We review for abuse of discretion the district court's order declaring Agha a vexatious litigant. See Moy v. United States, 906 F.2d 467, 469 (9th Cir. 1990). A district court may enter an appropriately tailored prefiling order in order to prevent relitigation of claims that the court has already found to be without merit. See id. at 470. When the district court entered its prefiling order, Agha had filed fourteen federal lawsuits, all based on his nonselection for employment by the Defense Language Institute, and had repeatedly reasserted claims that the district court had dismissed. The district court's order specified that it would require pre-filing review of any further complaints against nineteen named parties whom Agha had sued in his numerous lawsuits.

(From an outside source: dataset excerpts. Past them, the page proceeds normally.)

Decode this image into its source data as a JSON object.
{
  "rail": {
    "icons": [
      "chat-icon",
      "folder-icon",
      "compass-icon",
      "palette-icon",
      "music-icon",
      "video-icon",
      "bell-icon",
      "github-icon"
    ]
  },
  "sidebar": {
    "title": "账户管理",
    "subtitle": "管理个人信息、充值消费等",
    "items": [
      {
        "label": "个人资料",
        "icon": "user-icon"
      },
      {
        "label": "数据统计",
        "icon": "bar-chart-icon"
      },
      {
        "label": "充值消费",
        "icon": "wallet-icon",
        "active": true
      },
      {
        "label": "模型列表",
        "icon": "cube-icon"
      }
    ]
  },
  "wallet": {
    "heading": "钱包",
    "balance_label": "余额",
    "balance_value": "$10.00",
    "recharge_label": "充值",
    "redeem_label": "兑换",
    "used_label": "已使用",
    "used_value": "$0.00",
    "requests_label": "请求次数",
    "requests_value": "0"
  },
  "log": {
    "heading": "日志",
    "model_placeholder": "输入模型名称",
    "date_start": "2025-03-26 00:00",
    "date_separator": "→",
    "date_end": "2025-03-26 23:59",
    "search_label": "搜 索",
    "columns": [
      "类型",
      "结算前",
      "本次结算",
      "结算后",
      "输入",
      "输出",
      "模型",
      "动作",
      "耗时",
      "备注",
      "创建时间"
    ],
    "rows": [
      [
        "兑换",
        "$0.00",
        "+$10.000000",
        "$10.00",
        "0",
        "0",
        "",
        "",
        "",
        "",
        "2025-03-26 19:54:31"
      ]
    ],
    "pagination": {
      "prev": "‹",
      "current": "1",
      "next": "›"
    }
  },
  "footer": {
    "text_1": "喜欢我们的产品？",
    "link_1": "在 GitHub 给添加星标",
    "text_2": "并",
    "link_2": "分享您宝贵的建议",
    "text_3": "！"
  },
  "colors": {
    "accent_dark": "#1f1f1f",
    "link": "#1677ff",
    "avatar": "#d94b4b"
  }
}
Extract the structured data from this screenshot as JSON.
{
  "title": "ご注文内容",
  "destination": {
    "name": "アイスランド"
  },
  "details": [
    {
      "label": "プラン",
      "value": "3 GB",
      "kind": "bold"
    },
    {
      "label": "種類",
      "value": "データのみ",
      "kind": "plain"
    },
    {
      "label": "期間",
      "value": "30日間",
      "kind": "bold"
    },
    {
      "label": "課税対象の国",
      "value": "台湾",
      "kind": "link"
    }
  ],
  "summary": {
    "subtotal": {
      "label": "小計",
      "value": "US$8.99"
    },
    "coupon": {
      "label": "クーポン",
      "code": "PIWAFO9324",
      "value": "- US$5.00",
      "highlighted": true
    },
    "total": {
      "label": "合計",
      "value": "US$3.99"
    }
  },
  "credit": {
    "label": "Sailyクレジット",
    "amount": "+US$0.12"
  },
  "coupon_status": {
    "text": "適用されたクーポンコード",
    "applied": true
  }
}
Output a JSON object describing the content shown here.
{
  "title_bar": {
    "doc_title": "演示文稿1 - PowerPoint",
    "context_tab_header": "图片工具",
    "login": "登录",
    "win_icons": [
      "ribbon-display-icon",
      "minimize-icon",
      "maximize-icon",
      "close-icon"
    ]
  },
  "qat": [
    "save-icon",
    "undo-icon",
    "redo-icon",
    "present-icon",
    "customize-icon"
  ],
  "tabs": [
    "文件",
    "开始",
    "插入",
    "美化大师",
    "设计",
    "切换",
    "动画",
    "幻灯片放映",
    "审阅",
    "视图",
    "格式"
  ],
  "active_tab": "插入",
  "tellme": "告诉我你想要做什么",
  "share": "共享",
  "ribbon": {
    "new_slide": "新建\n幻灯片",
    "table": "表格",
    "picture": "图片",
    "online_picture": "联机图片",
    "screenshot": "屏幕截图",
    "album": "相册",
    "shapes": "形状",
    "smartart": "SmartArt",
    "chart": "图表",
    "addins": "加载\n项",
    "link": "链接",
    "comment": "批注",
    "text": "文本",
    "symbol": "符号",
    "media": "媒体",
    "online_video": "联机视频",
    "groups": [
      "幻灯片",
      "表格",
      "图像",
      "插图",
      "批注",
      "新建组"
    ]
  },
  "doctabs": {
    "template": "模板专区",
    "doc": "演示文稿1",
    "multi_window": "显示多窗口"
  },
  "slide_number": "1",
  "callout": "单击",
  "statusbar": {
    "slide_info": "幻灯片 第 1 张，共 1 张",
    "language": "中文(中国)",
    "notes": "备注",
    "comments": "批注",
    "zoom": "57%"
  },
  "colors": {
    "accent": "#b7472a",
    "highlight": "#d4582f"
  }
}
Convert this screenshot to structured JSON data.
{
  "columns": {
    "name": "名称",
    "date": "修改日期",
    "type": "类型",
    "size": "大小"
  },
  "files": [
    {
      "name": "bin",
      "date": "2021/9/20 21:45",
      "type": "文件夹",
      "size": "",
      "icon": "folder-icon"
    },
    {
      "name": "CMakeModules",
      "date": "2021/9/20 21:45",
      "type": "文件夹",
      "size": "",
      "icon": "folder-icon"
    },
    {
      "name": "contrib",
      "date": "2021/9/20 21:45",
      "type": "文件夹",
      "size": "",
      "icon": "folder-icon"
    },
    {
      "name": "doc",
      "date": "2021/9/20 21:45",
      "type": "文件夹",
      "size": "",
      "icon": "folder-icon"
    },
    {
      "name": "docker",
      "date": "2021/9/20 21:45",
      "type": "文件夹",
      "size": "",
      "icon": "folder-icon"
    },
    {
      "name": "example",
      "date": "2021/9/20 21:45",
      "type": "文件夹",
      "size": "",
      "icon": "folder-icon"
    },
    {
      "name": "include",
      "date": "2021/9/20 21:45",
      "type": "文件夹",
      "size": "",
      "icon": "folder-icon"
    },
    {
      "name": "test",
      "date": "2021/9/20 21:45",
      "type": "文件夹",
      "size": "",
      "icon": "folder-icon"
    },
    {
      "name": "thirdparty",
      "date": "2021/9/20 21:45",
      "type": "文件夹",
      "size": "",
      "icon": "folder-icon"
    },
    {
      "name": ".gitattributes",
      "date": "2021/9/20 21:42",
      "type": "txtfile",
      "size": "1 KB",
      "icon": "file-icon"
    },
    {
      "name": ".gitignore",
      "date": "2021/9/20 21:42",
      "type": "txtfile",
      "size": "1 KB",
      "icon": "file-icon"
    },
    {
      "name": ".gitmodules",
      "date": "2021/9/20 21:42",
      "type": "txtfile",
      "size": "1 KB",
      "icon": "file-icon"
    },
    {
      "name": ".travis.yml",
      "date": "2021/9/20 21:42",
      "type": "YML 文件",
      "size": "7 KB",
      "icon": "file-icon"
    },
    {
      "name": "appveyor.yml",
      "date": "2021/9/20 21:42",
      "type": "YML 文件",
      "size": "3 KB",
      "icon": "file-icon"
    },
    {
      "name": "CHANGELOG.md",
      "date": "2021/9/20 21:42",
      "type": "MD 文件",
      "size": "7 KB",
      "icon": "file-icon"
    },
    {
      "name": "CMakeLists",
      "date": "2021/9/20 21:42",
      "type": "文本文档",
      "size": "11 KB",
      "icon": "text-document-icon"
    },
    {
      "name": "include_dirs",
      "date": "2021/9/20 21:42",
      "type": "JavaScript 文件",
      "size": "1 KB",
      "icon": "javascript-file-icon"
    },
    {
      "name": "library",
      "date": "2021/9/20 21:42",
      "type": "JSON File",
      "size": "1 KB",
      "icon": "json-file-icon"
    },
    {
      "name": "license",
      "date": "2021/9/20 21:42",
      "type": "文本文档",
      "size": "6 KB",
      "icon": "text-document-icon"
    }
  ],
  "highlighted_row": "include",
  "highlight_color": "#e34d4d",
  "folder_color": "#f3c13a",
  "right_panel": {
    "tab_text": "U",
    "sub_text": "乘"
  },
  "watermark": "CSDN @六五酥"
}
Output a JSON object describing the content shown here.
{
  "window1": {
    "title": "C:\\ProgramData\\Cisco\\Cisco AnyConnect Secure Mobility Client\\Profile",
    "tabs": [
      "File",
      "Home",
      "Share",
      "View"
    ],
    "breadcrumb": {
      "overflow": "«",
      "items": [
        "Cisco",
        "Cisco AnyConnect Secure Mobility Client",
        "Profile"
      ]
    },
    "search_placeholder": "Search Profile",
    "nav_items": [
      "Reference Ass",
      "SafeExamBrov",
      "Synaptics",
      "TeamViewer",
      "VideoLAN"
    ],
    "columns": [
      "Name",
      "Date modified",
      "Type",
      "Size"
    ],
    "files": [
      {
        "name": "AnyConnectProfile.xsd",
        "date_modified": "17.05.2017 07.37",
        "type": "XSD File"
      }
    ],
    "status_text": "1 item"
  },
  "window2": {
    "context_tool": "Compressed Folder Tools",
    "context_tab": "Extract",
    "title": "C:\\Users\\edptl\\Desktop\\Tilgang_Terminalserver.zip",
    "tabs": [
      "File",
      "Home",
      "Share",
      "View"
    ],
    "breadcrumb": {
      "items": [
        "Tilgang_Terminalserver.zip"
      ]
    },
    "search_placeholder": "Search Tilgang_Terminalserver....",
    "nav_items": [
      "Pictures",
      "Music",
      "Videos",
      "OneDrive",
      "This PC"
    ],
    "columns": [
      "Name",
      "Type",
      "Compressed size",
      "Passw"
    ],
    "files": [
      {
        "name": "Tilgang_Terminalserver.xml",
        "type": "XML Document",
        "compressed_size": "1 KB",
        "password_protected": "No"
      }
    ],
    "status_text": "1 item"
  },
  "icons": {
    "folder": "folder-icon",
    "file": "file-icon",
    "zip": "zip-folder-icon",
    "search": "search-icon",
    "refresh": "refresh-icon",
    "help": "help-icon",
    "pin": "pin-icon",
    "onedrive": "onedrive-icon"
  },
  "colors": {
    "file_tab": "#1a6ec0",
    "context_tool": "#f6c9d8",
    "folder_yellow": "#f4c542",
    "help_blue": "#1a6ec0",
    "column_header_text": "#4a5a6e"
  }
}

The district court did not abuse its discretion in entering a prefiling order specifically designed to prevent Agha from bringing the same claims again. See id. at 470.

AFFIRMED.3 

 *

The panel unanimously finds this case suitable for decision without oral argument. Accordingly, appellant's request for oral argument is denied. See Fed. R. App. P. 34(a); 9th Cir.R. 34-4

 **

This disposition is not appropriate for publication and may not be cited to or by the courts of this circuit except as provided by 9th Cir.R. 36-3

 1

Agha also appealed the district court's judgment in favor of the Secretary in the underlying discrimination actions. The background of those actions is summarized in our memorandum decision in Agha v. Secretary of the Army, consolidated appeals Nos. 92-16921, 92-16923, and 92-16924, filed concurrently with this decision. The district court related the instant case to the three employment actions, and dismissed it in its final order on all four cases, entered on October 20, 1992

 2

Agha v. Secretary of the Army, No. 92-16370 (dismissed for failure to prosecute on Dec. 14, 1992

 3

The issue of the denial of preliminary injunctive relief became moot upon entry of the final judgment. See Planned Parenthood v. Arizona, 718 F.2d 938, 9 (9th Cir. 1983)

Appellees' motion to strike certain excerpt excerpts of record is granted. Agha's motion to bar the appellees from proceeding in this appeal is denied.